Why Vocal Strain Is Bad For You And Why You Should Get Rid Of It

All of us know what it feels like when the throat is tense. Unfortunately one can also sing with vocal strain without even realizing it. One of the signs of this insidious activity is being left with a hoarse voice after singing practice – no matter if singing felt uncomfortable or not.

In this article we tell you why you should learn to be aware of even the tiniest amount of vocal strain and why to get rid of it. In the long run singing with vocal strain can bring out many problems and getting rid of them gets more difficult the longer the constriction has been present during singing.

Sometimes Constriction Can Be Hard To Notice

A singer who hasn’t yet experienced how free their voice can really be, cannot know how easy and comfortable it can actually feel. A tiny bit of strain has become a norm that feels ordinary and the singer feels their voice sound “free”. However, a difference can be noticed when a sound with some constriction is sung right before or after a sound that is free. A singer can also feel the difference between these two sounds in their instrument.
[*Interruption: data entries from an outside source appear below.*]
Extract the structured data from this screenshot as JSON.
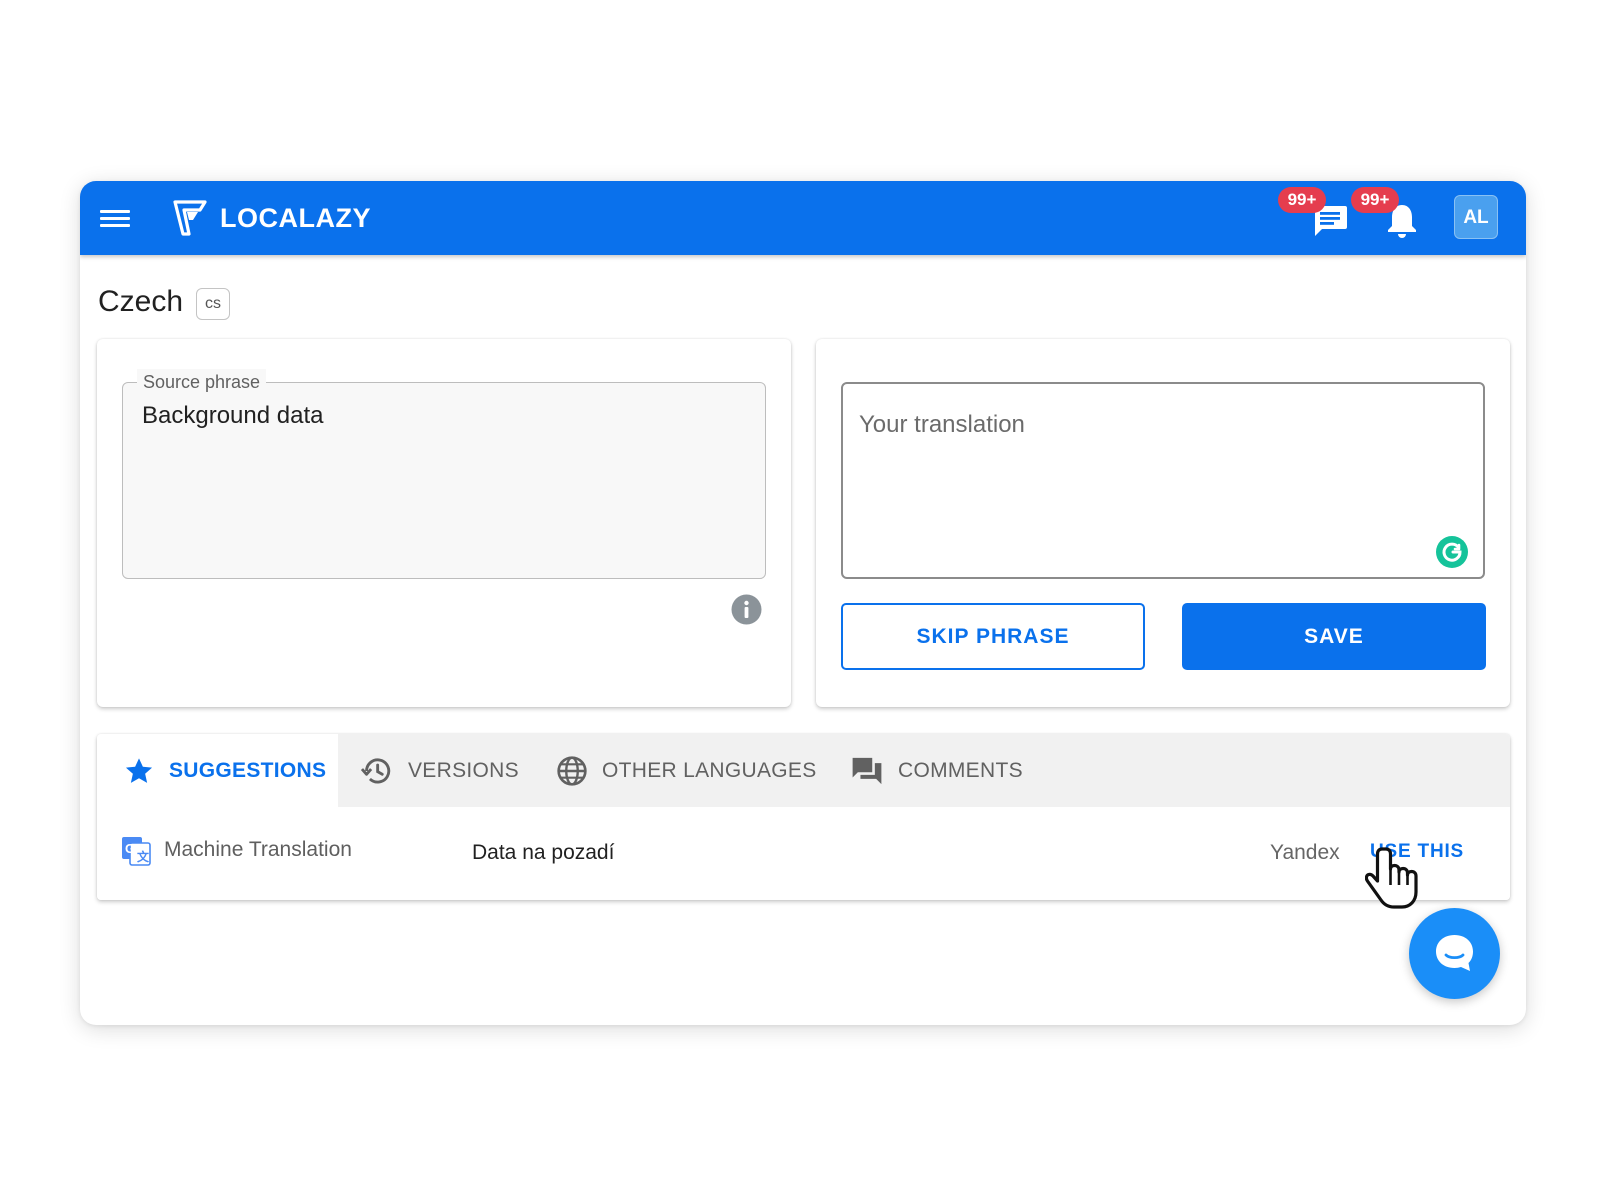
{
  "header": {
    "brand_name": "LOCALAZY",
    "messages_badge": "99+",
    "notifications_badge": "99+",
    "avatar_initials": "AL",
    "brand_color": "#0a71ec"
  },
  "language": {
    "name": "Czech",
    "code": "cs"
  },
  "source": {
    "legend": "Source phrase",
    "text": "Background data"
  },
  "translation": {
    "placeholder": "Your translation",
    "value": ""
  },
  "actions": {
    "skip_label": "SKIP PHRASE",
    "save_label": "SAVE"
  },
  "tabs": [
    {
      "label": "SUGGESTIONS",
      "icon": "star-icon",
      "active": true
    },
    {
      "label": "VERSIONS",
      "icon": "history-icon",
      "active": false
    },
    {
      "label": "OTHER LANGUAGES",
      "icon": "globe-icon",
      "active": false
    },
    {
      "label": "COMMENTS",
      "icon": "comments-icon",
      "active": false
    }
  ],
  "suggestions": [
    {
      "type": "Machine Translation",
      "icon": "google-translate-icon",
      "text": "Data na pozadí",
      "provider": "Yandex",
      "action": "USE THIS"
    }
  ],
  "icons": {
    "menu": "hamburger-menu-icon",
    "messages": "chat-message-icon",
    "notifications": "bell-icon",
    "info": "info-icon",
    "grammarly": "grammarly-icon",
    "chat_fab": "chat-bubble-icon",
    "cursor": "hand-pointer-icon"
  }
}
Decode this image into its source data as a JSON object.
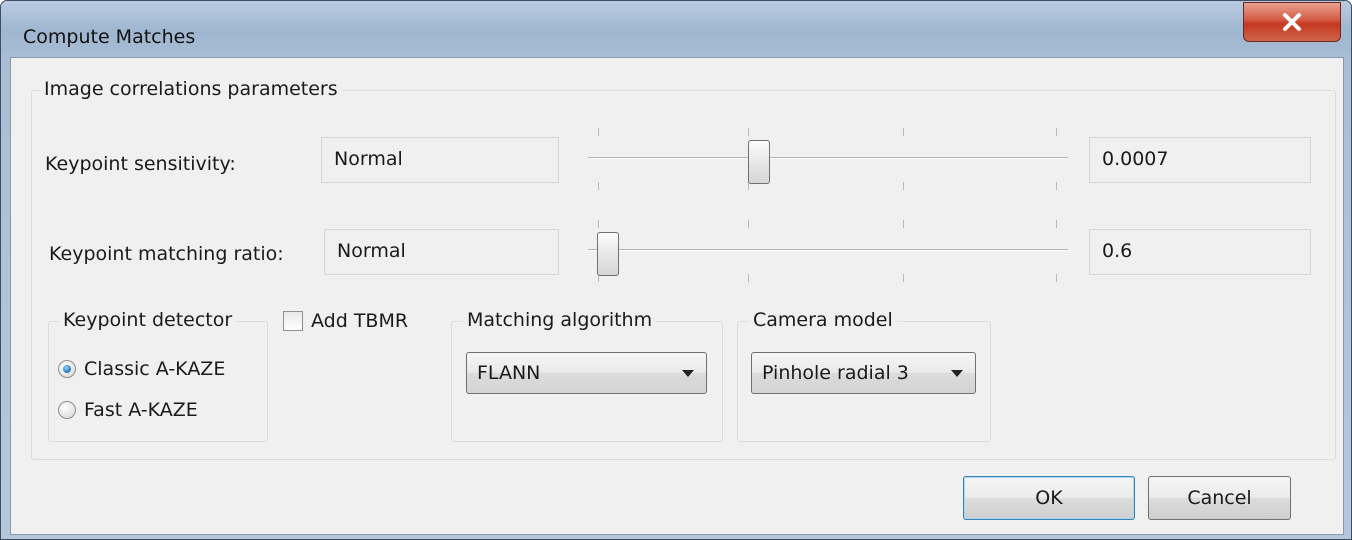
{
  "window": {
    "title": "Compute Matches",
    "close_icon": "close-x-icon"
  },
  "group_main": {
    "title": "Image correlations parameters"
  },
  "keypoint_sensitivity": {
    "label": "Keypoint sensitivity:",
    "preset": "Normal",
    "value": "0.0007",
    "slider_position": 0.33
  },
  "keypoint_matching_ratio": {
    "label": "Keypoint matching ratio:",
    "preset": "Normal",
    "value": "0.6",
    "slider_position": 0.0
  },
  "keypoint_detector": {
    "title": "Keypoint detector",
    "options": [
      {
        "label": "Classic A-KAZE",
        "checked": true
      },
      {
        "label": "Fast A-KAZE",
        "checked": false
      }
    ]
  },
  "add_tbmr": {
    "label": "Add TBMR",
    "checked": false
  },
  "matching_algorithm": {
    "title": "Matching algorithm",
    "selected": "FLANN"
  },
  "camera_model": {
    "title": "Camera model",
    "selected": "Pinhole radial 3"
  },
  "buttons": {
    "ok": "OK",
    "cancel": "Cancel"
  },
  "colors": {
    "title_bar": "#a9bed6",
    "close_button": "#c4381f",
    "dialog_background": "#f0f0f0",
    "radio_checked": "#2a7fc5"
  }
}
Strain Can Have Unpleasant Consequences

Even the tinies bit of vocal strain can bring many unpleasant consequences:

  • Singing (especially high notes) can be difficult or uncomfortable.
  • The singer has to clear their throat repetitively after singing due to appearing mucus.
  • The air seems to run out.
  • Voice gets hoarse after singing.
  • It is difficult to change dynamics (soft to loud or vice versa) when singing.
  • Problems with keeping the pitch appear.
  • The singer isn’t able to unleash the full potential of their voice.

The most unfortunate consequence of vocal constriction is the possible damage to the vocal folds.

Vocal Strain Prevents The Full Vocal Potential From Being Used

The disadvantages of voice strain mentioned before are a burden on the whole process of singer’s expression: the lack of dynamics due to vocal strain makes it difficult to express all the different colors and emotions with the voice. In other words; singer is not able to do everything that they would like to with their voice.

The Risk Is There Even When The Amount Of Strain Is Small

No matter if the amount of vocal strain used is small or big, one should become aware of it as even the tiniest amount of constriction can have long term consequences on vocal health. A big amount of vocal strain is easy to notice but a smaller amount of strain can easily remain unnoticed, especially if the singer hasn’t yet experienced what a truly free singing voice feels like.

Some singers use a little bit of strain or constriction in their voices as an artistic effect. This is OK as long as the singer also knows how to return to a totally free voice after using the effect. Herein lies a challenge of mixing up free voice and a little constricted voice, meaning that the singer doesn’t realize that they have actually left on a constant, small constriction or strain in their voice.

Places To Be Cautious In

Singing loudly is one of the moments during which to pay close attention. When more audibility is looked for in singing, many tend to push or press their voices. Pushing means using too much air pressure when singing and pressing refers to squeezing the vocal folds together during singing – both of which are aiming to add loudness to the voice. This can be accomplished through many other ways than pressing or pushing – ones that do not place your voice at risk.

Also singing high notes can often lead to vocal strain for similar reasons as when singing loudly. Therefore it is essential to learn to use the voice efficiently in the way wanted without compromising vocal health.

How To Prevent The Voice From Straining?

In order to avoid the voice from straining the singer must learn to recognize the difference between how a constricted sound feels compared to free sound. Means are multiple. The essential goal of vocal training is indeed the pursuit towards free and vivid voice so that the singer is able to use their instrument the way they want to.